Divergence entre Twitter et Facebook sur la liberté d'expression

« Ça sera un grand jour pour les médias sociaux et l'honnêteté », a tweeté Donald Trump jeudi matin. Le président américain évoquait le décret qu'il s'apprêtait à signer l'après-midi.

Un décret décidé en réaction à Twitter, qui s'est permis, mardi, d'estampiller d'un avertissement deux tweets de Donald Trump, au motif qu'ils contenaient des allégations trompeuses.

Pêle-mêle, Donald Trump a reproché à son moyen de communication favori d'interférer dans les élections américaines de novembre prochain, ou encore d'étouffer la liberté de parole.

« Nous avons toujours su que la Silicon Valley mettrait tout en œuvre pour empêcher le président Trump de faire passer son message aux électeurs », a de son côté déclaré Brad Parscale, le directeur de campagne du président, dans un communiqué.

Quant au fondateur de Twitter, Jack Dorsey, il ne s'est pas démonté. Le même jour, il a expliqué qu'il ne s'agissait pas pour le réseau social de se transformer en « arbitre de la vérité », mais « de signaler les informations litigieuses afin que chacun puisse juger par lui-même ».

Facebook en retrait

Un peu plus tard, Trump a tenu parole et signé son décret. Celui-ci invite l'agence fédérale américains en charge des questions de communication et celle du commerce à se repencher sur la loi qui dédoudane les sites et services en ligne de toute responsabilité sur les messages publiés par leurs utilisateurs.

Quelles seront les conséquences de ce décret ? Difficile à dire. Mais la première a été de montrer que la Silicon Valley n'était pas si unie sur le sujet.

Réagissant au décret Trump sur les médias sociaux, le patron de Facebook a fait valoir sa différence, tout en neutralité. « Nous pensons qu'il ne serait pas juste de vérifier la véracité des messages politiques, a ainsi expliqué Mark Zuckerberg. Je pense que cette règle nous distingue des autres sociétés. Nous garantissons une plus grande liberté d'expression afin que chacun puisse s'exprimer. »

Une conception de la liberté qui tombe aussi à pic pour Facebook, par ailleurs déjà sous le coup, avec Google, d'une commission d'enquête menée par la commission fédérale du commerce et le département de la Justice américain.
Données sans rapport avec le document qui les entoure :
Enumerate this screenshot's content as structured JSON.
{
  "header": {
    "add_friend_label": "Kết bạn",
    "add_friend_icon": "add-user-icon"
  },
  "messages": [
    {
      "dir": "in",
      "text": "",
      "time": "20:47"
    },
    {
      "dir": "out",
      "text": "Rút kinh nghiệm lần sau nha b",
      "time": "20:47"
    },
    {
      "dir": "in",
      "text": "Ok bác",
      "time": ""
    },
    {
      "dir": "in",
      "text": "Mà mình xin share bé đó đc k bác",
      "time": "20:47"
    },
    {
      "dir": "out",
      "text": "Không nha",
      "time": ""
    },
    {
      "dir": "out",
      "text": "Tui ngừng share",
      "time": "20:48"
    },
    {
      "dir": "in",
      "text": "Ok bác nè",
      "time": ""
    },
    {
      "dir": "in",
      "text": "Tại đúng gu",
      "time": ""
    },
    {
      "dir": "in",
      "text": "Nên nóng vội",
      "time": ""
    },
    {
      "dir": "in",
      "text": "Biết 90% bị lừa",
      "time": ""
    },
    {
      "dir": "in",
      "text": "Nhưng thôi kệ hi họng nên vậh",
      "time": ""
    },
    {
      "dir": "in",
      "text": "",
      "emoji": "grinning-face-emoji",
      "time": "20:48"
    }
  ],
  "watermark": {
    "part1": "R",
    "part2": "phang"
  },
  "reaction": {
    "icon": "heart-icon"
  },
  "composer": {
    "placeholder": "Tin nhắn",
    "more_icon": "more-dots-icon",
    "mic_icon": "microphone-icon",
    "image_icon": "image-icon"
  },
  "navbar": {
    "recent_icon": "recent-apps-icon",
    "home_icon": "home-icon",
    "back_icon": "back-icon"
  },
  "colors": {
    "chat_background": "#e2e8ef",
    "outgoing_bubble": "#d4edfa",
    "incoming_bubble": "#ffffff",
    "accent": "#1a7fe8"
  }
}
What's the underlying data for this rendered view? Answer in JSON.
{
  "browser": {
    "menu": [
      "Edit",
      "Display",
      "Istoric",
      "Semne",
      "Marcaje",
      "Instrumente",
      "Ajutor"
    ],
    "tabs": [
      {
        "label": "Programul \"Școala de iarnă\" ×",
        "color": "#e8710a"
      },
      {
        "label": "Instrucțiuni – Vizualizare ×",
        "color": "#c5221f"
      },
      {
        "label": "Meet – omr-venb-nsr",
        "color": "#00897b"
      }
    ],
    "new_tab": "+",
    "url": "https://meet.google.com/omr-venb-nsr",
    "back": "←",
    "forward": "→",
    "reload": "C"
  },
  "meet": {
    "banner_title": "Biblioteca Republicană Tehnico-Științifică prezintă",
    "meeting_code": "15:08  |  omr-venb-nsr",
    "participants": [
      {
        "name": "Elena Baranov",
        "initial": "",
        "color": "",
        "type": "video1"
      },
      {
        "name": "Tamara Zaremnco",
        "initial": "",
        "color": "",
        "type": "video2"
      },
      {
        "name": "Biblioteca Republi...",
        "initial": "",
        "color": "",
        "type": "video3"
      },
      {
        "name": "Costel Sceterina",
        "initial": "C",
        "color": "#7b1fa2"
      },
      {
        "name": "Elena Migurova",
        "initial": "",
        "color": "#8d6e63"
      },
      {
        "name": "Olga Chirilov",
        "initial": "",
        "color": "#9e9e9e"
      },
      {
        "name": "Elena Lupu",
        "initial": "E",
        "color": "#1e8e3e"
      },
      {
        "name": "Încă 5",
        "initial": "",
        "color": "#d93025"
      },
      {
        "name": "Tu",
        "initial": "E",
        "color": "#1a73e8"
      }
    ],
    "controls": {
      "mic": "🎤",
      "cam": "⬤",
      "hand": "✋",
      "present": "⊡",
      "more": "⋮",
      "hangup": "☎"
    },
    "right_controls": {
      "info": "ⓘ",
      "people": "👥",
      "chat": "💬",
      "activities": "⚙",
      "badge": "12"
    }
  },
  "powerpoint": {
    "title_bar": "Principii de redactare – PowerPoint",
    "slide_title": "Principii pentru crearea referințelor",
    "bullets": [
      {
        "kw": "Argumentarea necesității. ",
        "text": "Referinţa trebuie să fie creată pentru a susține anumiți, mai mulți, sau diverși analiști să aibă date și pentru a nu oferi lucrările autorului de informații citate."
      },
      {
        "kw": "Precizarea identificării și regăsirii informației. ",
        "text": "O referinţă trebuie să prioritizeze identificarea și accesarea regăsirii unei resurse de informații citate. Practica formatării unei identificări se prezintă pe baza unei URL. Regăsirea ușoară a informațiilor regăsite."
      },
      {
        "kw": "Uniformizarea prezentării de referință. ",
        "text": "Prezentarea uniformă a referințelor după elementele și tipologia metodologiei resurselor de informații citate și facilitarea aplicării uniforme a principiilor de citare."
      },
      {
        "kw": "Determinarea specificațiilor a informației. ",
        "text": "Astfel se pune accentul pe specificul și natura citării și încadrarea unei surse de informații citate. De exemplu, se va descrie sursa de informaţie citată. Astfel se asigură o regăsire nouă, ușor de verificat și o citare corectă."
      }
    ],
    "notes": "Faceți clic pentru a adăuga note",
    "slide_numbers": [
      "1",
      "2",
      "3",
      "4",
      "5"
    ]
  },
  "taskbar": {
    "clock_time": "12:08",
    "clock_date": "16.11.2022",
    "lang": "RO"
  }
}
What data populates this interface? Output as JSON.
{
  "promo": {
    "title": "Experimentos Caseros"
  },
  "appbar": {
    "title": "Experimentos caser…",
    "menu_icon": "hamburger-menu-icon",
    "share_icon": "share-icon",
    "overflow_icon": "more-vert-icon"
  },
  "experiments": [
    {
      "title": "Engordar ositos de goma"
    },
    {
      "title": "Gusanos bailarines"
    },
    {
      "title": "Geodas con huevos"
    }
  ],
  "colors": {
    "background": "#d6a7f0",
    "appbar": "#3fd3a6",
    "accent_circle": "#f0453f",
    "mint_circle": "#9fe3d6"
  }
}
Quant à Twitter, il entend bien maintenir sa ligne. Pour preuve, il a récidivé ce vendredi après un tweet de Donald Trump sur les affrontements à Minneapolis consécutifs à la mort d'un Américain noir lors d'une interpellation par la police.

« Au moindre problème, quand les pillages démarrent, les tirs commencent. Merci ! », a tweeté Trump. Ce qui lui a valu de voir son message signalé pour apologie de la violence.

En effet, ce dernier renvoie à une expression utilisée par le chef de la police de Miami, lors des émeutes de 1967 dans la ville. « Si des émeutes commencent, nous commencerons à tirer », avait-il dit.

« Nous avons laissé le tweet en ligne parce qu’il est important que le public puisse toujours le consulter, vu son intérêt pour comprendre des questions importantes d’actualité », a expliqué le réseau social.

La visibilité dudit message reste cependant désormais plus que limitée. Il n'est plus possible de le retweeter ni d'y réagir.